On reaching Turanganui the party found that their man, Tu-te-kohi, was living at Pakarae, near Uawa. They hurried on to this place and took Tu by surprise. They seemed to have had no difficulty in killing their man and many others, including an important female relative named Hine-nui. Hine's son, Parua, narrowly escaped by fleeing in a canoe. Seeing him when he was still just a short distance from the shore, Tama-te-rangi page 105shouted to him to ccme ashore. Parua replied, "Kua whakaorangia ati e koe to taua kui?" ("Have you spared the life of our mother?").

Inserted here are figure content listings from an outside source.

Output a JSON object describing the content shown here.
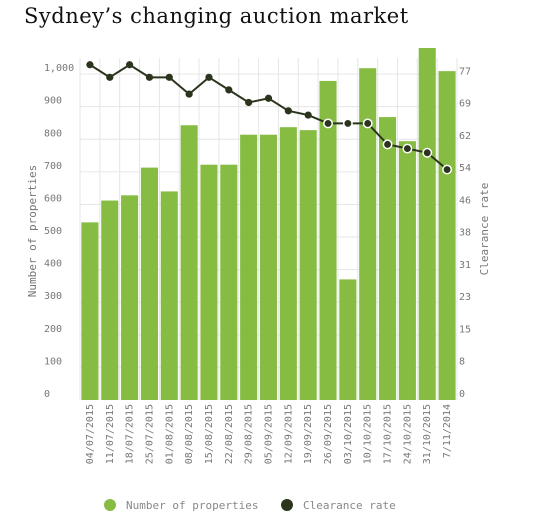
{
  "chart_data": {
    "type": "bar",
    "title": "Sydney’s changing auction market",
    "categories": [
      "04/07/2015",
      "11/07/2015",
      "18/07/2015",
      "25/07/2015",
      "01/08/2015",
      "08/08/2015",
      "15/08/2015",
      "22/08/2015",
      "29/08/2015",
      "05/09/2015",
      "12/09/2015",
      "19/09/2015",
      "26/09/2015",
      "03/10/2015",
      "10/10/2015",
      "17/10/2015",
      "24/10/2015",
      "31/10/2015",
      "7/11/2014"
    ],
    "ylabel": "Number of properties",
    "y2label": "Clearance rate",
    "ylim": [
      0,
      1080
    ],
    "y2lim": [
      0,
      84
    ],
    "yticks": [
      "0",
      "100",
      "200",
      "300",
      "400",
      "500",
      "600",
      "700",
      "800",
      "900",
      "1,000"
    ],
    "y2ticks": [
      "0",
      "8",
      "15",
      "23",
      "31",
      "38",
      "46",
      "54",
      "62",
      "69",
      "77"
    ],
    "grid": true,
    "legend_position": "bottom",
    "series": [
      {
        "name": "Number of properties",
        "kind": "bar",
        "color": "#86bc42",
        "values": [
          545,
          612,
          628,
          713,
          640,
          843,
          722,
          722,
          814,
          814,
          837,
          828,
          979,
          370,
          1018,
          868,
          794,
          1080,
          1009
        ]
      },
      {
        "name": "Clearance rate",
        "kind": "line",
        "color": "#2b351d",
        "values": [
          80,
          77,
          80,
          77,
          77,
          73,
          77,
          74,
          71,
          72,
          69,
          68,
          66,
          66,
          66,
          61,
          60,
          59,
          55
        ]
      }
    ]
  }
}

Tama replied, "Kaore hoki tera ahau i ora i te paahi taua nei" ("I have no option with these warriors"). The fleeing brave then said, "Kati ra i mahara hoki ahau ma hau e whaka-ora ta taua kui, i a koe ke hoki te u ora ko te u pirau i au, noreira haere e hoki waiho au mate hau o te whakarua e kawe atu" ("Then let the deed be done. It was my belief that you would have been the one to save our mother since you had the sound teat while I had only the defective one. Therefore go home and let the soft east wind bring me there").

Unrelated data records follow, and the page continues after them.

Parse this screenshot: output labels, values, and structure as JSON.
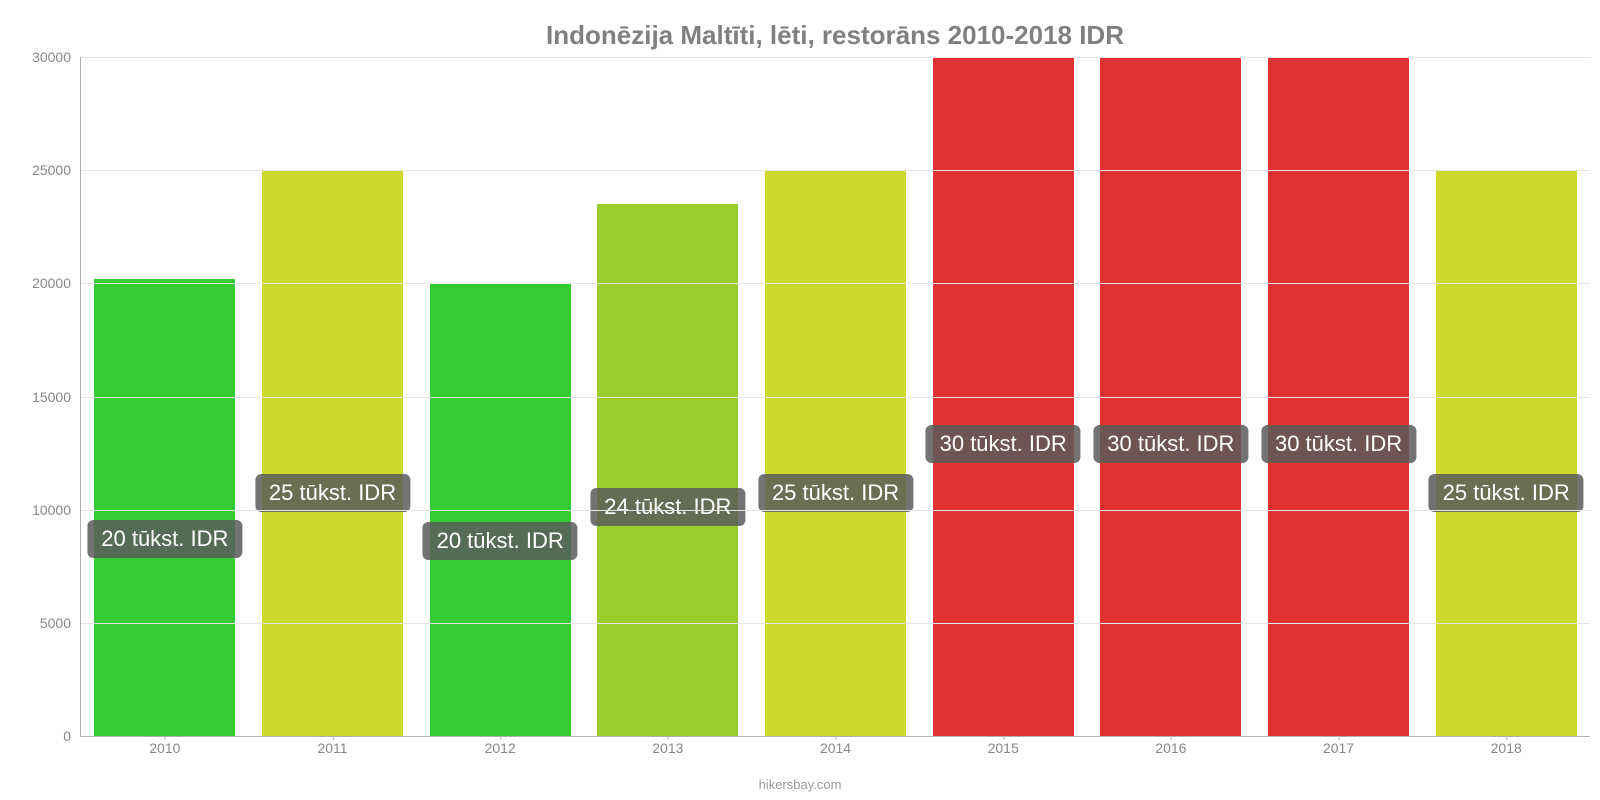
{
  "chart": {
    "type": "bar",
    "title": "Indonēzija Maltīti, lēti, restorāns 2010-2018 IDR",
    "title_color": "#808080",
    "title_fontsize": 26,
    "background_color": "#ffffff",
    "axis_line_color": "#b0b0b0",
    "grid_color": "#e5e5e5",
    "tick_font_color": "#888888",
    "tick_fontsize": 14,
    "ylim": [
      0,
      30000
    ],
    "yticks": [
      0,
      5000,
      10000,
      15000,
      20000,
      25000,
      30000
    ],
    "bar_width_ratio": 0.84,
    "categories": [
      "2010",
      "2011",
      "2012",
      "2013",
      "2014",
      "2015",
      "2016",
      "2017",
      "2018"
    ],
    "values": [
      20200,
      25000,
      20000,
      23500,
      25000,
      30000,
      30000,
      30000,
      25000
    ],
    "bar_colors": [
      "#33cc33",
      "#ccd92b",
      "#33cc33",
      "#9acc2b",
      "#ccd92b",
      "#e03232",
      "#e03232",
      "#e03232",
      "#ccd92b"
    ],
    "value_labels": [
      "20 tūkst. IDR",
      "25 tūkst. IDR",
      "20 tūkst. IDR",
      "24 tūkst. IDR",
      "25 tūkst. IDR",
      "30 tūkst. IDR",
      "30 tūkst. IDR",
      "30 tūkst. IDR",
      "25 tūkst. IDR"
    ],
    "value_label_bg": "rgba(90,90,90,0.85)",
    "value_label_fg": "#ffffff",
    "value_label_fontsize": 22,
    "value_label_offset_pct": 43,
    "credit": "hikersbay.com",
    "credit_color": "#9a9a9a"
  }
}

Tama-te-rangi returned home victor, but his triumph was short-lived. As could be expected, Parua gathered many East Coast braves and set out in search of vengeance. Parua surprised Tama at the undefended pa Ma-kakahi (near Springhill) as easily as Tama had surprised Tu-te-kohi. This time it was the lifeblood of the renowned Tama-te-rangi, paramount chief of the Wairoa district, which ebbed out to pay the murderous toll exacted of Maoridom by the great war god Tu. So there passed the ancestor whose mana has been preserved and carried through to this day by those who have perpetuated this important line. To commemorate his name the bridge crossing the Wairoa River at Frasertown has been named "The Tama-te-rangi Bridge."

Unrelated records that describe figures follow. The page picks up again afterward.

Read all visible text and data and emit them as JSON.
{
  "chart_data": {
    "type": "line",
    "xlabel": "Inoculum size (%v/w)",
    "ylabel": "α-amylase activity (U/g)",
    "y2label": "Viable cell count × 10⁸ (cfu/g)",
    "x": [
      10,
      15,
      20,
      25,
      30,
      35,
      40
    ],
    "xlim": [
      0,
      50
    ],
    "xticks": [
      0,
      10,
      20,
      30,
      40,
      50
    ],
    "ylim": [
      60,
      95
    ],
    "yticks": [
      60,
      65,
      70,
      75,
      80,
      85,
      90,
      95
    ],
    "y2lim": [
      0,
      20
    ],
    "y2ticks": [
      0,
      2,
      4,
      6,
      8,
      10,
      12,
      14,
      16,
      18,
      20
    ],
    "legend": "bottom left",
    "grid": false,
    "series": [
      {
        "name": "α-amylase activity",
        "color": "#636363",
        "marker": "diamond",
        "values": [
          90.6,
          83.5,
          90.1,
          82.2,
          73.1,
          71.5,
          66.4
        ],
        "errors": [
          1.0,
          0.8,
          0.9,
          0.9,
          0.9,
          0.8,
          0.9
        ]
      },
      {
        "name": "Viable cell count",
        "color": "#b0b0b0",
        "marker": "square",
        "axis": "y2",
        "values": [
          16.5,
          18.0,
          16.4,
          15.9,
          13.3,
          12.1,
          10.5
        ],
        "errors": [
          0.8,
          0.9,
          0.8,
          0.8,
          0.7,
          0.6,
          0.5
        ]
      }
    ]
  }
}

Before concluding this chapter, we must tell the sequel to this last fight of the son of Hine-Manuhiri. While Parua achieved his object in killing Tama, it seems that his raid was more of the hit-and-run type. Parua himself was wounded severely, necessitating his being carried away on a stretcher as his warriors fled home. They had reason to flee, for as soon as Tuku-tuku, a grandson of the chief, heard of the killing, he set out in the track of the Parua. A long chase ensued, but it was the hunter who paid the price. Parua's men were victorious, Tuku-tuku and some of his warriors being killed. So Parua was able to reach his home.
After the death of Tama-te-rangi his descendants, and those of his brother, went under the tribal name of Ngati-Hine-Manuhiri until the time of the great chief Tapuwae. We will tell later how this great chief felt it incumbent upon himself to carry on the feud and so take revenge for the death of Tama-te-rangi.